In an 8-0 decision, the U.S. Supreme Court recently allowed an employee who was allegedly fired in retaliation for a sex discrimination charge filed by his fiancée to sue his employer under Title VII of the Civil Rights Act of 1964. Like Title VII, the FMLA has an antiretaliation provision that could extend similar protection to third parties such as fiancées and close family members.

What Happened
The employee, Eric Thompson, and his fiancée, Miriam Regalado, were employees of North American Stainless, LP (NAS). Regalado filed a sex discrimination complaint with the Equal Opportunity Employment Commission (EEOC), and 3 weeks after NAS received notice of the charge, Thompson was fired. Thompson then filed his own charge with EEOC, claiming his termination was in retaliation for Regalado’s initial complaint.

The U.S. District Court for the Eastern District of Kentucky ruled in favor of NAS. The case proceeded to the 6th Circuit Court of Appeals, who first reversed the ruling, but later affirmed, finding that Thompson could not raise a retaliation claim because he himself had not filed a charge of discrimination. The case was then heard by the Supreme Court.

What the Court Said
The Supreme Court reversed the lower courts decision, finding that “Title VII’s antiretaliation provision must be construed to cover a broad range of employer conduct,” in this case, third-party retaliation. Thompson v. North American Stainless, LP, No. 09–291, U.S. Supreme Court (January 24, 2011).

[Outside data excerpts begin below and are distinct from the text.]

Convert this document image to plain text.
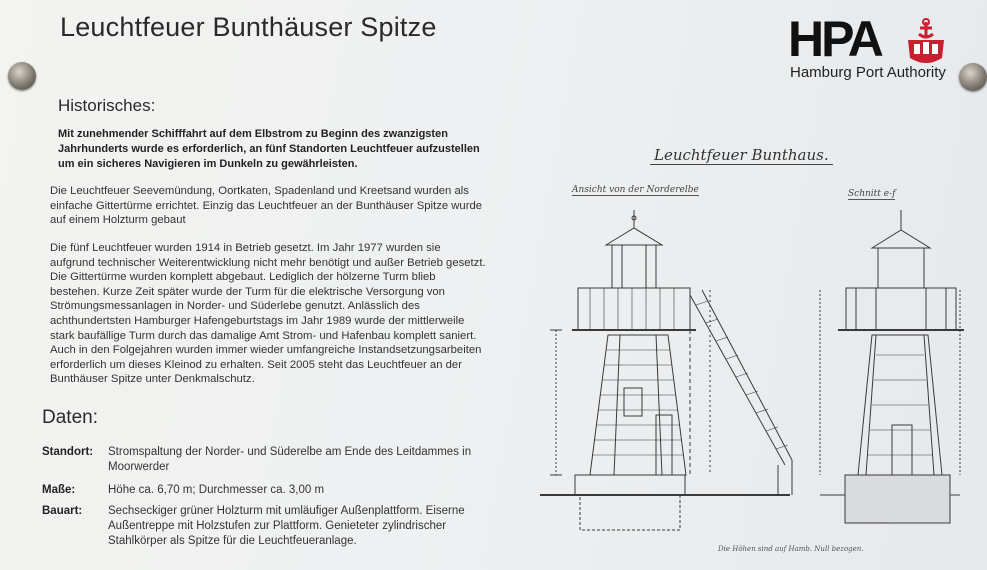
Leuchtfeuer Bunthäuser Spitze	HPA
Hamburg Port Authority
Historisches:
Mit zunehmender Schifffahrt auf dem Elbstrom zu Beginn des zwanzigsten Jahrhunderts wurde es erforderlich, an fünf Standorten Leuchtfeuer aufzustellen um ein sicheres Navigieren im Dunkeln zu gewährleisten.
Die Leuchtfeuer Seevemündung, Oortkaten, Spadenland und Kreetsand wurden als einfache Gittertürme errichtet. Einzig das Leuchtfeuer an der Bunthäuser Spitze wurde auf einem Holzturm gebaut
Die fünf Leuchtfeuer wurden 1914 in Betrieb gesetzt. Im Jahr 1977 wurden sie aufgrund technischer Weiterentwicklung nicht mehr benötigt und außer Betrieb gesetzt. Die Gittertürme wurden komplett abgebaut. Lediglich der hölzerne Turm blieb bestehen. Kurze Zeit später wurde der Turm für die elektrische Versorgung von Strömungsmessanlagen in Norder- und Süderlebe genutzt. Anlässlich des achthundertsten Hamburger Hafengeburtstags im Jahr 1989 wurde der mittlerweile stark baufällige Turm durch das damalige Amt Strom- und Hafenbau komplett saniert. Auch in den Folgejahren wurden immer wieder umfangreiche Instandsetzungsarbeiten erforderlich um dieses Kleinod zu erhalten. Seit 2005 steht das Leuchtfeuer an der Bunthäuser Spitze unter Denkmalschutz.
Daten:
Standort:	Stromspaltung der Norder- und Süderelbe am Ende des Leitdammes in Moorwerder
Maße:	Höhe ca. 6,70 m; Durchmesser ca. 3,00 m
Bauart:	Sechseckiger grüner Holzturm mit umläufiger Außenplattform. Eiserne Außentreppe mit Holzstufen zur Plattform. Genieteter zylindrischer Stahlkörper als Spitze für die Leuchtfeueranlage.
Leuchtfeuer Bunthaus.
Ansicht von der Norderelbe	Schnitt e-f
Die Höhen sind auf Hamb. Null bezogen.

Title VII allows a “person aggrieved” to file a civil action. In defining “person aggrieved,” the Court relied on a “zone of interests” test. The test permits a person to sue if he or she “falls within the ‘zone of interests’ sought to be protected by the statutory provision whose violation forms the legal basis for his complaint.”

The justices found that “injuring him [Thompson] was the employer’s intended means of harming Regalado. Hurting him was the unlawful act by which the employer punished her. In these circumstances, we think Thompson well within the zone of interests sought to be protected by Title VII. He is a person aggrieved with standing to sue.”

NAS argued that allowing Thompson to sue would open the employers up to retaliation lawsuits from everyone who gets terminated who has any connection to a complaining employee.

In response, Justice Scalia wrote in his opinion, “[w]e expect that firing a close family member will almost always meet the standard, and inflicting a milder reprisal on a mere acquaintance will almost never do so, but beyond that we are reluctant to generalize.”

Practical Tip for Employers

The FMLA makes it unlawful for any employer to “interfere with, restrain, or deny the exercise of or the attempt to exercise” any right under the FMLA, or to “discharge or in any other manner discriminate against any individual for opposing” any violation of the FMLA. In light of this language, it seems likely that employees’ attorneys and the U.S. Department of Labor (DOL) will seek to apply the Court’s logic in Thompson to third-party retaliation claims under the FMLA.

What does this mean for employers? When deciding whether to terminate or take other adverse action against an employee, it may not be enough to consider whether that employee has recently exercised FMLA rights or engaged in other activities protected by state or federal law. Now, the employer must consider whether the employee has some significant connection to any other employee who engaged in such protected activities. For example, is the employee married to, dating, or good friends with another employee who recently requested FMLA leave or filed a DOL complaint? If so, additional caution may be warranted.